Current audio-visual large language models (AV-LLMs) are predominantly restricted to 2D perception, relying on RGB video and monaural audio. This design choice introduces a fundamental dimensionality mismatch that precludes reliable source localization and spatial reasoning in complex 3D environments. We address this limitation by presenting JAEGER, a framework that extends AV-LLMs to 3D space, to enable joint spatial grounding and reasoning through the integration of RGB-D observations and multi-channel first-order ambisonics. A core contribution of our work is the neural intensity vector (Neural IV), a learned spatial audio representation that encodes robust directional cues to enhance direction-of-arrival estimation, even in adverse acoustic scenarios with overlapping sources. To facilitate large-scale training and systematic evaluation, we propose SpatialSceneQA, a benchmark of 61k instruction-tuning samples curated from simulated physical environments. Extensive experiments demonstrate that our approach consistently surpasses 2D-centric baselines across diverse spatial perception and reasoning tasks, underscoring the necessity of explicit 3D modelling for advancing AI in physical environments. Our source code, pre-trained model checkpoints and datasets will be released upon acceptance.
Paper Structure (22 sections, 9 equations, 4 figures, 5 tables)
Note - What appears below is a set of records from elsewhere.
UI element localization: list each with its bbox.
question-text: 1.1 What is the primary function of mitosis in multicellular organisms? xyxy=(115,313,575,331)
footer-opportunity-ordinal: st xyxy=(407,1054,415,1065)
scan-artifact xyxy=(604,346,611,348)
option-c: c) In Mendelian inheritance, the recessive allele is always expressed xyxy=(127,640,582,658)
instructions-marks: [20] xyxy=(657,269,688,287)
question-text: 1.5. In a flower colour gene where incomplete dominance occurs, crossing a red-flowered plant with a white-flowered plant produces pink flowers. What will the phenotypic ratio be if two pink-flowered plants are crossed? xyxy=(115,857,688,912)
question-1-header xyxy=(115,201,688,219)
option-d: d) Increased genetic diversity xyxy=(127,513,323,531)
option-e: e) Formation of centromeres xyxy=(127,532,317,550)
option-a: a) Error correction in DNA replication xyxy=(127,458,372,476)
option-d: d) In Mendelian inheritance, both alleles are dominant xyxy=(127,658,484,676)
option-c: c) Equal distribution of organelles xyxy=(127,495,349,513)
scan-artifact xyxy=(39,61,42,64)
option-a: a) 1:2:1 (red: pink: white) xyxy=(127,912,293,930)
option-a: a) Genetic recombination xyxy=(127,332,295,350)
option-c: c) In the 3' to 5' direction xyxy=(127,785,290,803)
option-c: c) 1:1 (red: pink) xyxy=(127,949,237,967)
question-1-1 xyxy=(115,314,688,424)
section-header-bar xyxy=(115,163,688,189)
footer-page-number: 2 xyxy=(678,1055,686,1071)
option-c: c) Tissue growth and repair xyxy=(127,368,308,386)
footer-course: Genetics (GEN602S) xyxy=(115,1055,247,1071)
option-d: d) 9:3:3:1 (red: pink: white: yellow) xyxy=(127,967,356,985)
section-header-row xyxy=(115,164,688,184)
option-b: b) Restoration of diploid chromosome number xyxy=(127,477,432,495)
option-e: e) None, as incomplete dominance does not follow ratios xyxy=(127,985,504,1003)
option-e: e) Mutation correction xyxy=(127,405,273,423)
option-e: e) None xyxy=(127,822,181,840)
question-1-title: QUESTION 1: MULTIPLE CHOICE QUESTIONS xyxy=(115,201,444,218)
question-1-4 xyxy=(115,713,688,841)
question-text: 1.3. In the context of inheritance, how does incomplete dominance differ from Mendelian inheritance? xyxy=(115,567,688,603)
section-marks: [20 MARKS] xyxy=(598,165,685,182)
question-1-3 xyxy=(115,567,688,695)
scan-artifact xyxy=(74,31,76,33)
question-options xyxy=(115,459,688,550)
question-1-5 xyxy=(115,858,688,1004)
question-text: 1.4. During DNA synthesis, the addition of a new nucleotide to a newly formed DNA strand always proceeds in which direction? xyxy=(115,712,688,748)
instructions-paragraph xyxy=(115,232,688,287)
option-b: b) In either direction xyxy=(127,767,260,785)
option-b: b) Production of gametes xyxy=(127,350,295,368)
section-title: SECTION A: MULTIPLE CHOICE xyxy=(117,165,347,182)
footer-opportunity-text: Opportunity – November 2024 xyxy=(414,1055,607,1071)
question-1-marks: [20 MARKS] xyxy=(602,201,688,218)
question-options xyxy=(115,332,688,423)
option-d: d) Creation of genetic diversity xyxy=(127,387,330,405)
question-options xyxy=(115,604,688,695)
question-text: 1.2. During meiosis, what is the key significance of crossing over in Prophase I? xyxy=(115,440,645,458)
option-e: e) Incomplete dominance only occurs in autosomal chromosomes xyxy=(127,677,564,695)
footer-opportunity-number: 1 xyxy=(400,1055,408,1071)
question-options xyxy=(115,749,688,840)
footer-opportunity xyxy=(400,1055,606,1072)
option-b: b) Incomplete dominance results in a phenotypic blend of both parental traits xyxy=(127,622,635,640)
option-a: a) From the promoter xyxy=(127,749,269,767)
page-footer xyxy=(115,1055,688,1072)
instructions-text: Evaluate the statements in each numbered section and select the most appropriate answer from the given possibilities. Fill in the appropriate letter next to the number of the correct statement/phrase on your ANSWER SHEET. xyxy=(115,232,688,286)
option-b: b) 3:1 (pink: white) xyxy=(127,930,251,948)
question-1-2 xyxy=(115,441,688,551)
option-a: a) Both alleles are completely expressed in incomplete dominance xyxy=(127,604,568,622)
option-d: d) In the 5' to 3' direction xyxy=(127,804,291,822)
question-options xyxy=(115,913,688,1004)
This paper contains 22 sections, 9 equations, 4 figures, 5 tables.

Table of Contents

  1. Introduction
  2. Related Work
  3. Spatial Audio Understanding
  4. Visual 3D Object Grounding
  5. AV-LLMs for 3D Understanding
  6. SpatialSceneQA
  7. Data Simulation Pipeline
  8. Creation of QA Dataset
  9. Method
  10. Intensity Vector for Audio Localization
  11. Neural Intensity Vector
  12. 3D-aware Visual Encoding
  13. Overall Model Architecture
  14. Experiments
  15. Implementation Details
  16. ...and 7 more sections

Figures (4)

  • Figure 1: Overview of the SpatialSceneQA 61k dataset.. Left: Example question-answer pairs demonstrating diverse spatial tasks, including sound source localization (azimuth/elevation), visual grounding (bounding boxes), and overlapping sound source identification. Right: The data synthesis pipeline leveraging Habitat-Sim and SoundSpaces 2.0. The process consists of four stages: (1) selecting an HM3D scene, (2) sampling random source and receiver poses, (3) inserting 3D visual sound sources (e.g., speakers generated by Hunyuan3D-1.0), and (4) exporting synchronized RGB-D frames, FOA audio, and semantic and camera intrinsic/extrinsic metadata.
  • Figure 2: Comparisons between Classical IV and Neural IV.
  • Figure 3: Overview of the JAEGER Architecture. The framework processes RGB-D and FOA inputs. (1) Visual Stream: RGB features are fused with 3D-aware positional encodings derived from depth-projected Point Clouds. (2) Audio Stream: Semantic features are extracted from the omnidirectional channel (FOA W). For spatial cues, we compare Classical IV with Neural IV (N. IV). Specifically, IV derives features via STFT followed by fetching real parts and normalization, whereas Neural IV extracts geometric features from raw waveforms using channel-wise 1D-CNNs followed by an MLP.
  • Figure 4: Visualization of the diversity in generated speaker point clouds. We display 32 randomly selected samples from the 120 generated instances. Despite using the same text prompt, varying the random seed results in distinct structural and morphological variations.